The sticky heat that sat on our shoulders and weighed down the march from Philadelphia had retreated before us, and the exodus from Yorktown was accompanied by a full-throated fall in temperatures, heralding winter. Instead of heat and damp, we endured cold and wet, and the hot rush to battle in September became a dreary, forty-five-day slog back to the highlands.

I could not tally the miles I had marched, but my shoes, new when I enlisted, looked a hundred years old, and I felt no younger. When we stopped at night, I studied the miserable men beside me, half-dressed, half-starved, feet bleeding from walking without proper shoes or any shoes at all. They turned their bodies in front of paltry fires like rabbits on a spit, trying to warm themselves, and my awe increased.

I had never considered it a privilege to be a woman. Not even once. I had struggled at the bit of my sex, at the reins of society, at the saddle of tradition. It had not occurred to me that men had their own burdens, that they were bridled too. It was not women who died on the battlefield.

I had been denied and barred entry to a world I wanted to experience, but had I been barred because I was disdained or because I was valued? I suspected it was both. Even so, I was less inclined to complain about my lot.

We’d been promised that we would winter at the Point, rest and warmth dangled in front of us as we traversed the miles. But movement was my friend—it had always been my friend—and the dread of months spent in the barracks settled upon me.

The war was not over.

If negotiations for a treaty had begun, Congress wasn’t forthcoming, and no one was being discharged. It would be spring, many said. Or maybe the fall. Surely the British knew the war was lost. Surely it couldn’t go on much longer. But General Washington retreated to New Windsor, we arrived back in the highlands in mid-November, and I began to beseech God for another blessing. I had come too far to be defeated by winter quarters.

14

CERTAIN UNALIENABLE RIGHTS

It was cold and the hunger and deprivation relentless. I was darning stockings and repairing coats far more often than I was shooting at regulars. We weren’t getting the supplies General Paterson continually petitioned Congress for, so we raided instead.

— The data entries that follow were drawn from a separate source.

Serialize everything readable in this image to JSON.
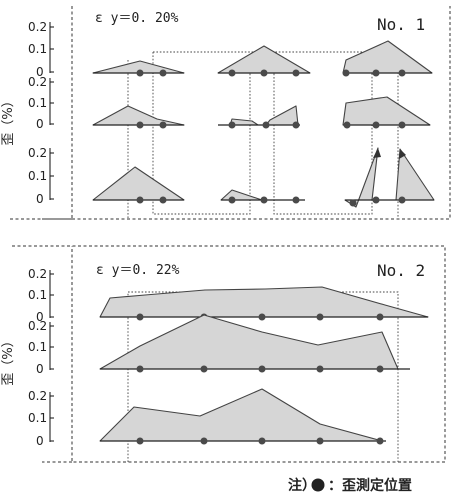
{
  "panel1": {
    "strain_label": "ε y＝0. 20%",
    "number": "No. 1",
    "y_axis_label": "歪（%）",
    "row_ticks": [
      [
        "0.2",
        "0.1",
        "0"
      ],
      [
        "0.2",
        "0.1",
        "0"
      ],
      [
        "0.2",
        "0.1",
        "0"
      ]
    ]
  },
  "panel2": {
    "strain_label": "ε y＝0. 22%",
    "number": "No. 2",
    "y_axis_label": "歪（%）",
    "row_ticks": [
      [
        "0.2",
        "0.1",
        "0"
      ],
      [
        "0.2",
        "0.1",
        "0"
      ],
      [
        "0.2",
        "0.1",
        "0"
      ]
    ]
  },
  "note": {
    "prefix": "注）",
    "marker_icon": "filled-circle",
    "text": "：歪測定位置"
  },
  "colors": {
    "fill": "#d6d6d6",
    "line": "#444444",
    "dot": "#4a4a4a"
  }
}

Every mission was sanctioned and approved, but it felt more like stealing than anything.

The scouting parties were not made up of men of the highest character, nor were they probably the worst of the lot. They were men—and I include myself in that group—that had never been given anything, so taking wasn’t all that hard. Our only virtue was that we tried to take from those who had plenty, and we sought to be stealthy enough that no one would have to lose their lives over grain and whiskey and eggs. I volunteered for the scouting expeditions simply because it got me out of camp.

On our second expedition, a raid on a farmhouse that belonged to a loyalist, we came up with nothing but a few rotten bushels of fruit, a bag of cornmeal, and a cook kettle too heavy to carry back. The property had been stripped or abandoned long before we got there. We made a small fire, and I dug through the sodden fruit, cut off the salvageable bits, and put it in the stewpot with some water and my rum ration. I boiled it until it became a sticky sweet soup and then added the cornmeal, forming a yellow batter. The finished cake wasn’t too bad, but it was hardly worth the effort we’d expended to conduct the raid.

Some of the men in the scouting party decided they would just keep on going. A man named Davis Dornan was the most vocal, and after a few hours spent around the fire eating my johnnycake and complaining about the conditions, he and three of the other men from our party of eight were bent on desertion.

“I’m going home,” Dornan said. “I’m not going to sit up in that garrison all winter. None of us have seen a dollar since we enlisted. I heard they were promising new recruits land.”

That news swayed a few more, and the grousing became louder.

“What do you think, Shurtliff? You coming with us?” Dornan asked. “You aren’t a bad man to have around. You always surprise me.” He picked a crumb from the cook kettle and licked his fingers.

“No.” I shook my head. “I’m staying at the Point. I don’t have a home to go back to.”